ARŞİV
"Darbe Girişimlerini ve Muhtıraları Kınıyoruz"
Memur-Sen ve Eğitim-Bir-Sen Kadınlar Komisyonu Başkanı Habibe Öçal, “Türkiye tarihinde kara leke olarak duran ve bu ülke insanına kötülükten başka bir şey getirmeyen tüm darbeleri, darbe girişimlerini ve muhtıraları kınıyoruz. Darbelere zemin hazırlayanlardan, bunlara destek verenlerden en ağır şekilde hesap sorulmalı ve cezalandırılmalıdır” dedi.
28 Şubat Darbesi’nin yıl dönümü dolayısıyla Memur-Sen Genel Merkezi Mehmet Akif İnan Salonu’nda etkinlik düzenlendi.
28 Şubat Belgeseli Galası’nın ardından açıklamalarda bulunan Eğitim-Bir-Sen ve Memur-Sen Kadınlar Komisyonu Başkanı Habibe Öçal, Türkiye’nin siyasi tarihinde 28 Şubat’ta, 1997 yılında Refahyol Hükümeti’nin, 28 Şubat 1997 tarihli Milli Güvenlik Kurulu toplantısı ve bu toplantıda alınan kararlar sonrası ortaya çıkan sürecin, sonunda yıkılmasını ve siyasetin seçilmiş siyasetçilerin dışındaki askeri bürokrasinin başını çektiği elit güçler tarafından yeniden biçimlendirilmesini ifade ettiğini söyledi.
“ZALİMLERİNİN SÖZDE İRTİCAYLA MÜCADELESİ"
28 Şubat’ın toplumun her kesiminde derin yaralar ve bölünmeler meydana getiren toplumsal ve kişisel sonuçlarının olduğunu belirten Öçal, “28 Şubat zalimlerinin sözde ‘irticayla mücadelesi’, sadece irticayla ilişkilendirilen İslami kesimlerle dindar kitleler için değil, toplumun tüm kesimleri için bir demokrasi kaybı, baskı ve insan hakları ihlallerini beraberinde getirdi. Sözde ‘irticayla mücadele’, kişi ve kurumların temel hak ve Hürriyet ihlallerinin kılıfı haline geldi” dedi.

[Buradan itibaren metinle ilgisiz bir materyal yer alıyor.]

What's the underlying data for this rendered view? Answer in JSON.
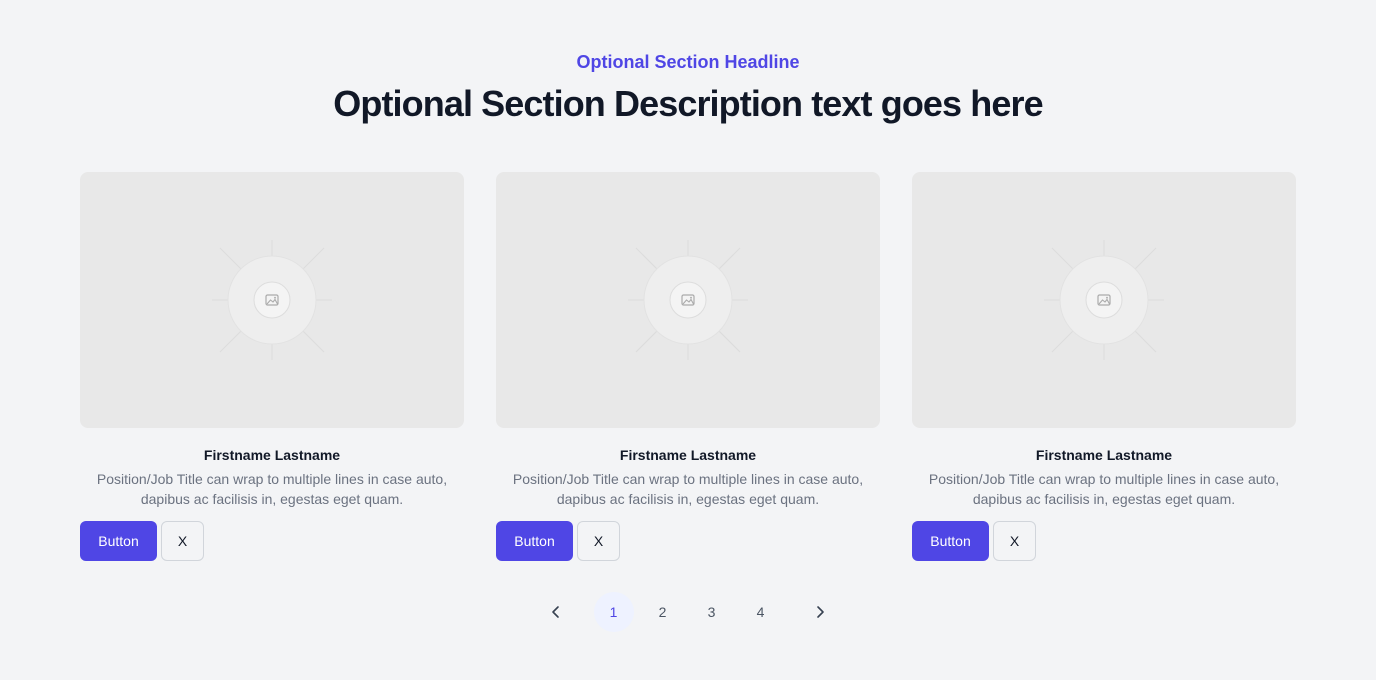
{
  "section": {
    "headline": "Optional Section Headline",
    "description": "Optional Section Description text goes here"
  },
  "cards": [
    {
      "name": "Firstname Lastname",
      "description": "Position/Job Title can wrap to multiple lines in case auto, dapibus ac facilisis in, egestas eget quam.",
      "primary_label": "Button",
      "secondary_label": "X",
      "image_icon": "image-placeholder-icon"
    },
    {
      "name": "Firstname Lastname",
      "description": "Position/Job Title can wrap to multiple lines in case auto, dapibus ac facilisis in, egestas eget quam.",
      "primary_label": "Button",
      "secondary_label": "X",
      "image_icon": "image-placeholder-icon"
    },
    {
      "name": "Firstname Lastname",
      "description": "Position/Job Title can wrap to multiple lines in case auto, dapibus ac facilisis in, egestas eget quam.",
      "primary_label": "Button",
      "secondary_label": "X",
      "image_icon": "image-placeholder-icon"
    }
  ],
  "pagination": {
    "pages": [
      "1",
      "2",
      "3",
      "4"
    ],
    "current": "1",
    "prev_icon": "chevron-left-icon",
    "next_icon": "chevron-right-icon"
  },
  "colors": {
    "accent": "#4f46e5",
    "background": "#f3f4f6",
    "active_page_bg": "#eef2ff"
  }
}
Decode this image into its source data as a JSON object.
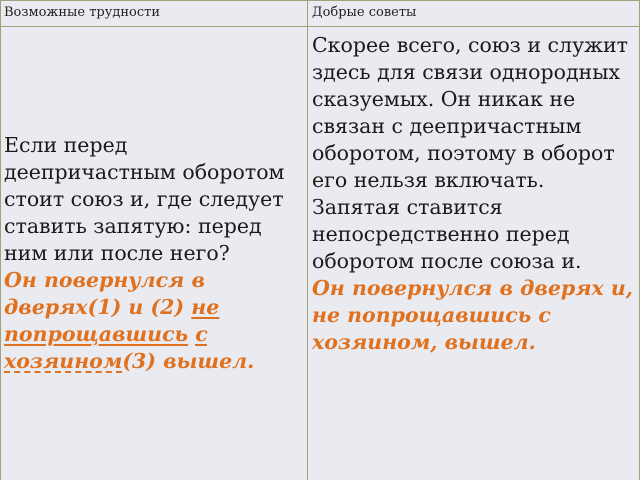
{
  "headers": {
    "left": "Возможные трудности",
    "right": "Добрые советы"
  },
  "left_cell": {
    "question": "Если перед деепричастным оборотом стоит союз и, где следует ставить запятую: перед ним или после него?",
    "example": {
      "part1": "Он повернулся в дверях(1) и (2) ",
      "underlined_word": "не попрощавшись",
      "space": " ",
      "dashed_1": "с",
      "line_break_space": " ",
      "dashed_2": "хозяином",
      "part2": "(3) вышел."
    }
  },
  "right_cell": {
    "advice": "Скорее всего, союз и служит здесь для связи однородных сказуемых. Он никак не связан с деепричастным оборотом, поэтому в оборот его нельзя включать. Запятая ставится непосредственно перед оборотом после союза и.",
    "example": "Он повернулся в дверях  и, не попрощавшись с хозяином, вышел."
  }
}
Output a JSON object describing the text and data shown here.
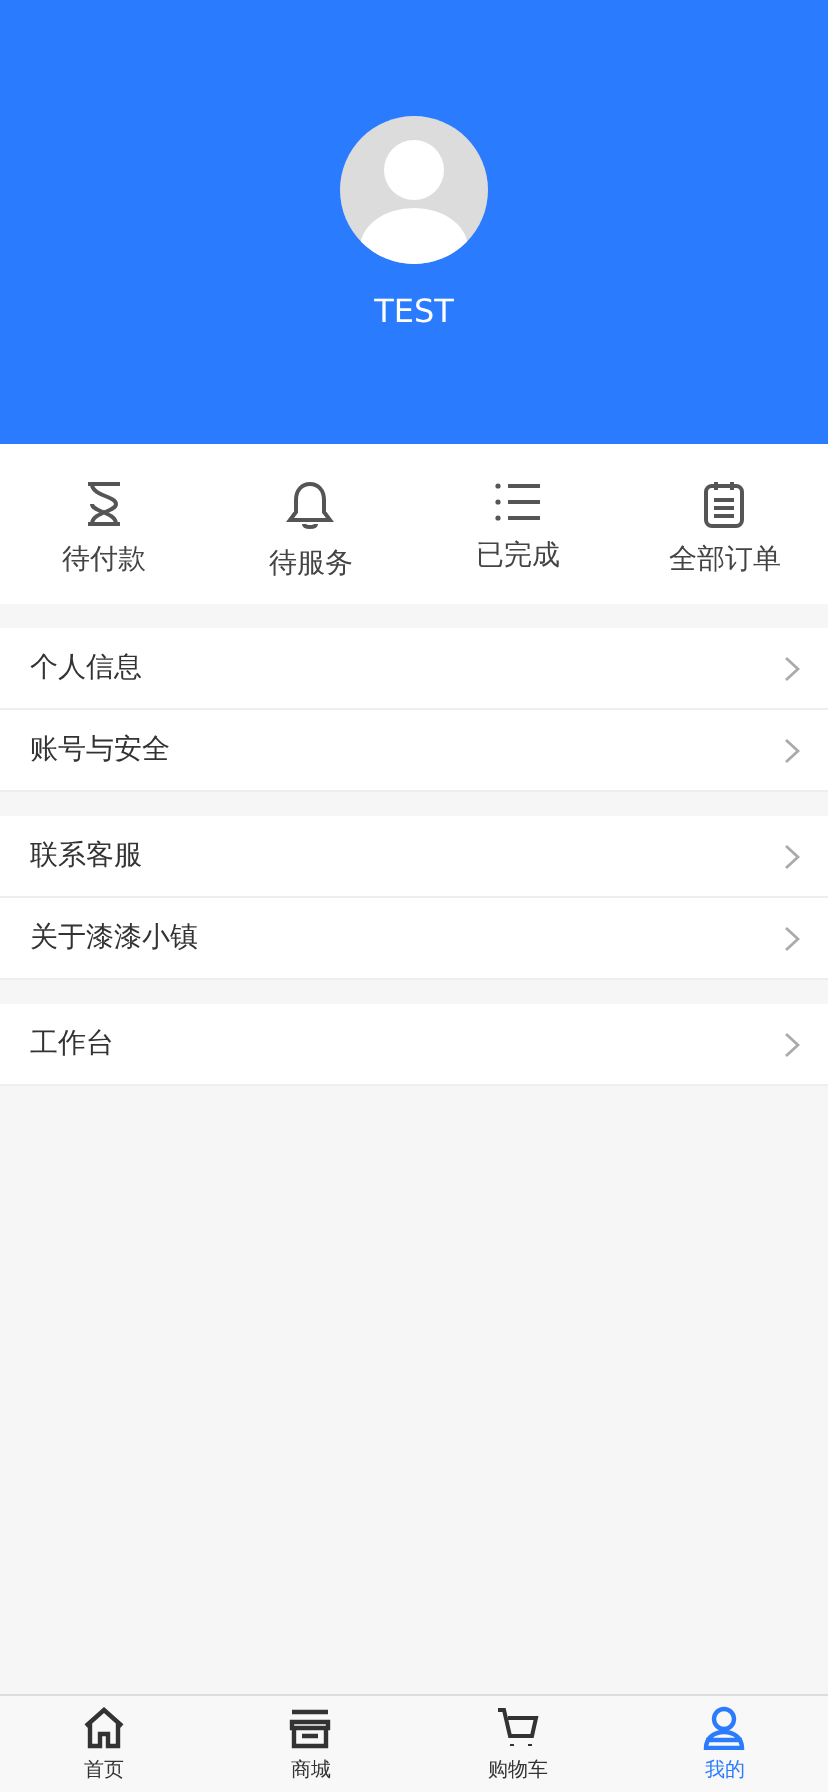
{
  "profile": {
    "name": "TEST"
  },
  "orders": [
    {
      "kind": "hourglass",
      "label": "待付款"
    },
    {
      "kind": "bell",
      "label": "待服务"
    },
    {
      "kind": "list",
      "label": "已完成"
    },
    {
      "kind": "clipboard",
      "label": "全部订单"
    }
  ],
  "menu_groups": [
    [
      {
        "label": "个人信息"
      },
      {
        "label": "账号与安全"
      }
    ],
    [
      {
        "label": "联系客服"
      },
      {
        "label": "关于漆漆小镇"
      }
    ],
    [
      {
        "label": "工作台"
      }
    ]
  ],
  "tab_bar": [
    {
      "kind": "home",
      "label": "首页",
      "selected": false
    },
    {
      "kind": "store",
      "label": "商城",
      "selected": false
    },
    {
      "kind": "cart",
      "label": "购物车",
      "selected": false
    },
    {
      "kind": "user",
      "label": "我的",
      "selected": true
    }
  ]
}
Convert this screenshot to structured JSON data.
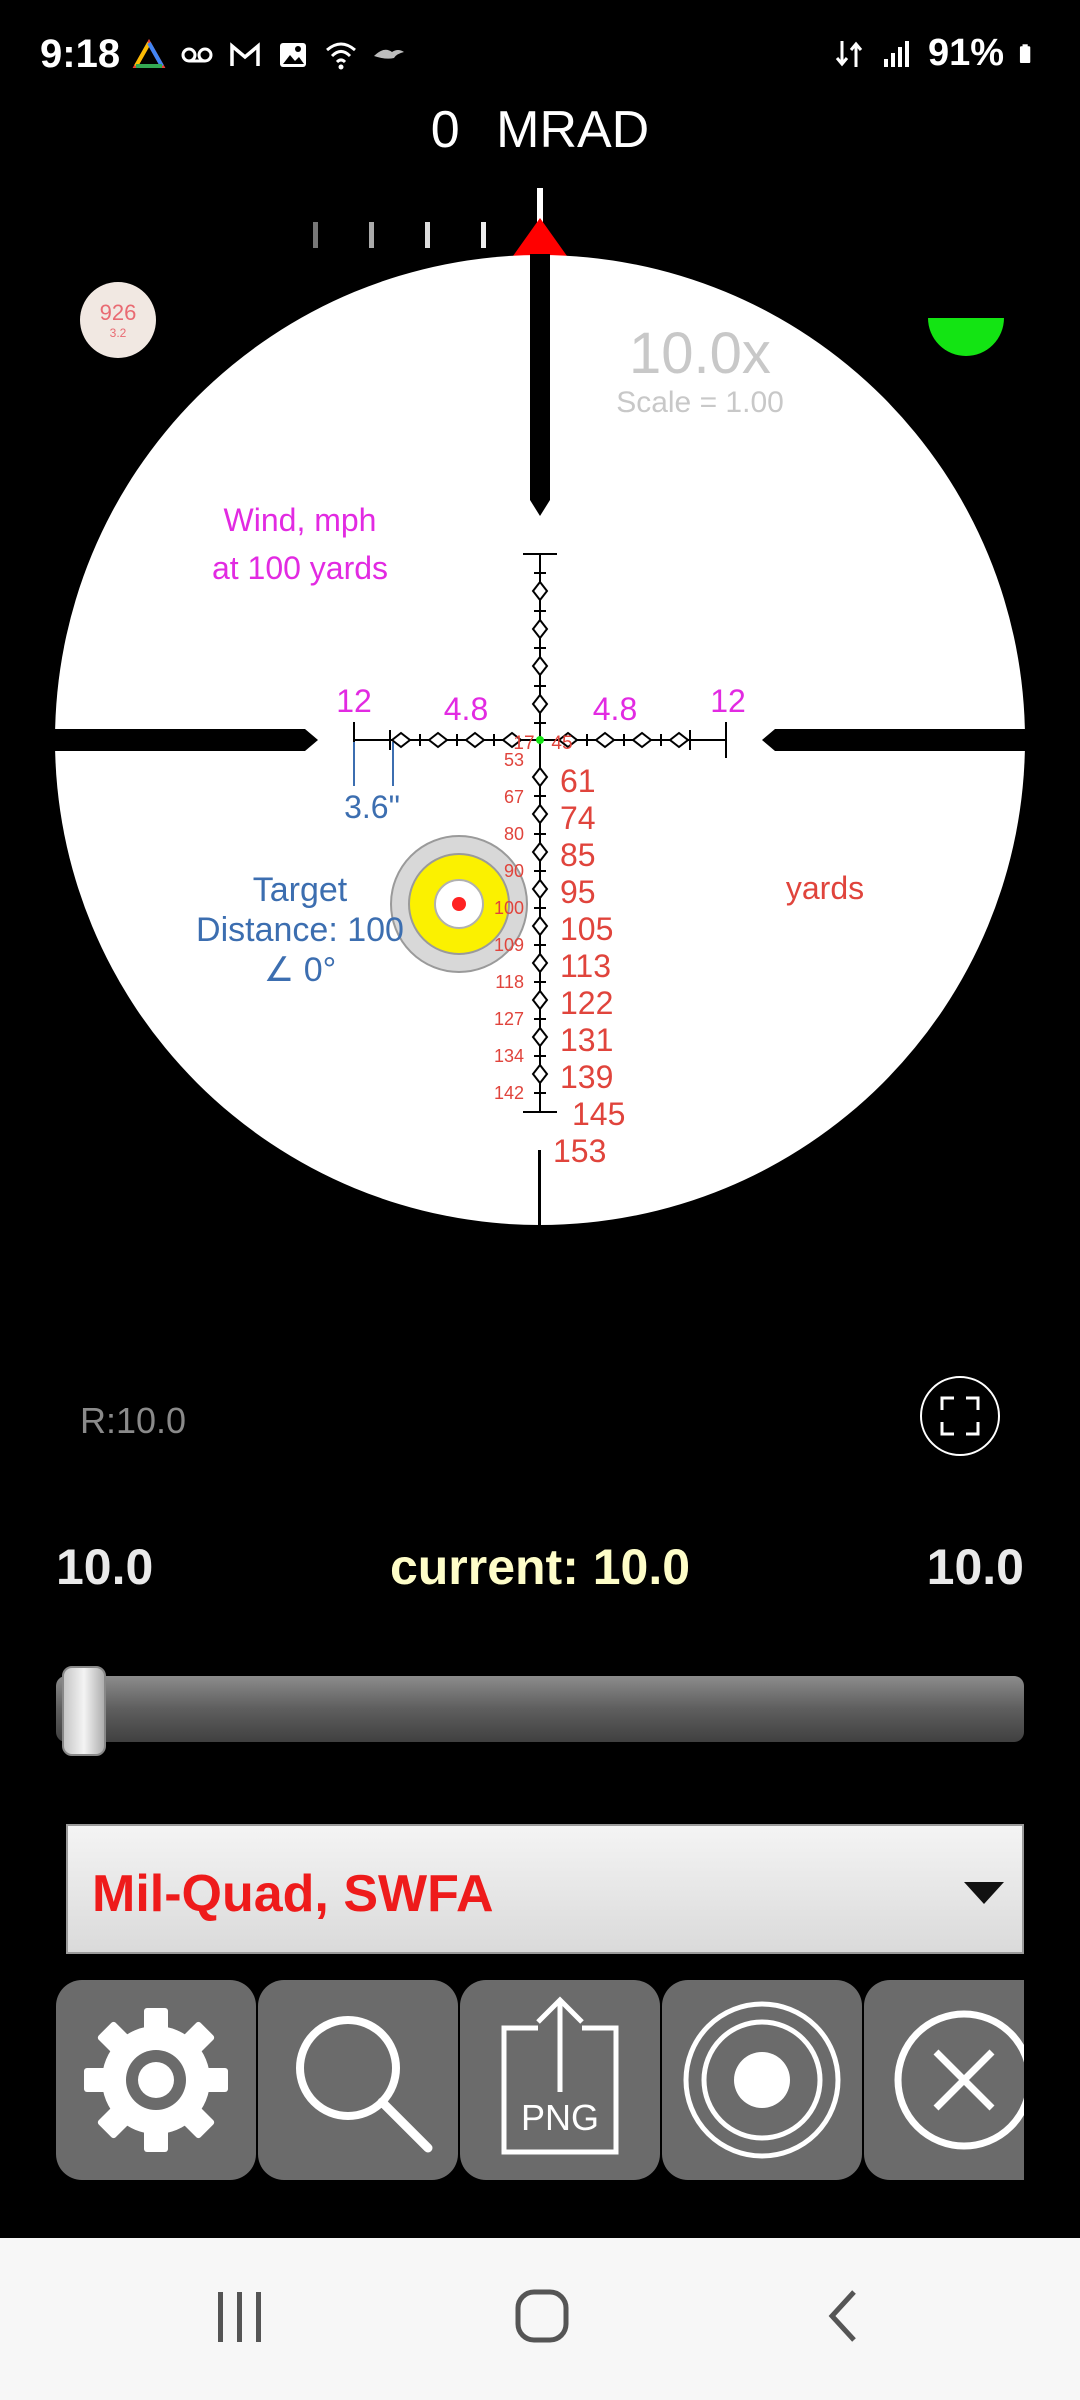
{
  "status_bar": {
    "time": "9:18",
    "battery": "91%",
    "left_icons": [
      "home-icon",
      "voicemail-icon",
      "gmail-icon",
      "gallery-icon",
      "wifi-icon",
      "ravens-icon"
    ],
    "right_icons": [
      "data-transfer-icon",
      "signal-icon",
      "battery-icon"
    ]
  },
  "heading": {
    "value": "0",
    "unit": "MRAD"
  },
  "scope": {
    "badge_big": "926",
    "badge_small": "3.2",
    "zoom": "10.0x",
    "scale": "Scale = 1.00",
    "wind_label_line1": "Wind, mph",
    "wind_label_line2": "at 100 yards",
    "wind_values": {
      "left_outer": "12",
      "left_inner": "4.8",
      "right_inner": "4.8",
      "right_outer": "12"
    },
    "spread": "3.6\"",
    "target_line1": "Target",
    "target_line2": "Distance: 100",
    "target_line3": "∠ 0°",
    "yards_label": "yards",
    "center_numbers": {
      "left": "17",
      "right": "45"
    },
    "left_ranges": [
      "53",
      "67",
      "80",
      "90",
      "100",
      "109",
      "118",
      "127",
      "134",
      "142"
    ],
    "right_ranges": [
      "61",
      "74",
      "85",
      "95",
      "105",
      "113",
      "122",
      "131",
      "139",
      "145",
      "153"
    ],
    "colors": {
      "wind": "#e22ae2",
      "range": "#e0443c",
      "target": "#3c6eb0",
      "indicator": "#13e413",
      "marker": "#ff0000"
    }
  },
  "controls": {
    "range_text": "R:10.0",
    "mag_min": "10.0",
    "mag_current": "current: 10.0",
    "mag_max": "10.0",
    "slider_position": 0.0,
    "reticle_select": "Mil-Quad, SWFA"
  },
  "toolbar": {
    "buttons": [
      "gear-icon",
      "search-icon",
      "png-export-icon",
      "target-icon",
      "close-icon"
    ],
    "png_label": "PNG"
  },
  "nav_bar": {
    "buttons": [
      "recents-icon",
      "home-icon",
      "back-icon"
    ]
  }
}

“BASKILAR VE BASKINLAR YAPILDI”
Öçal, 28 Şubat sürecinde en yaygın ihlallerin, siyaset alanının demokrasiye ve hukukun evrensel ilkelerine aykırılığının sözde ‘irticai’ unsurlardan temizlenmesinin ardından, egemen iradenin topluma yönelmesiyle başladığını vurguladı.
Başörtülü kadınların eğitim, öğretim ve çalışma haklarının yasal olan veya olmayan yöntemlerle engellendiğini kaydeden Öçal, “Sadece resmi kurumlarda çalışan başörtülü kadınların değil, örneğin özel dershanelerde, sürücü kurslarında öğretmenlik yapan kadınların da istihdam edilmemeleri için söz konusu kurumlara baskılar ve baskınlar yapıldı. Başlarını açan veya peruk takan kadınlar dahi disiplin cezaları almaktan, sürgünle cezalandırılmaktan, memuriyetten atılmaktan ve işlerini kaybetmekten kurtulamadı. Eşi ile işi arasında tercih yapmaya zorlananlardan bazıları başörtülü eşlerinden, bazıları geçimlerini sağladıkları işlerinden vazgeçmek durumunda kaldı” diye konuştu.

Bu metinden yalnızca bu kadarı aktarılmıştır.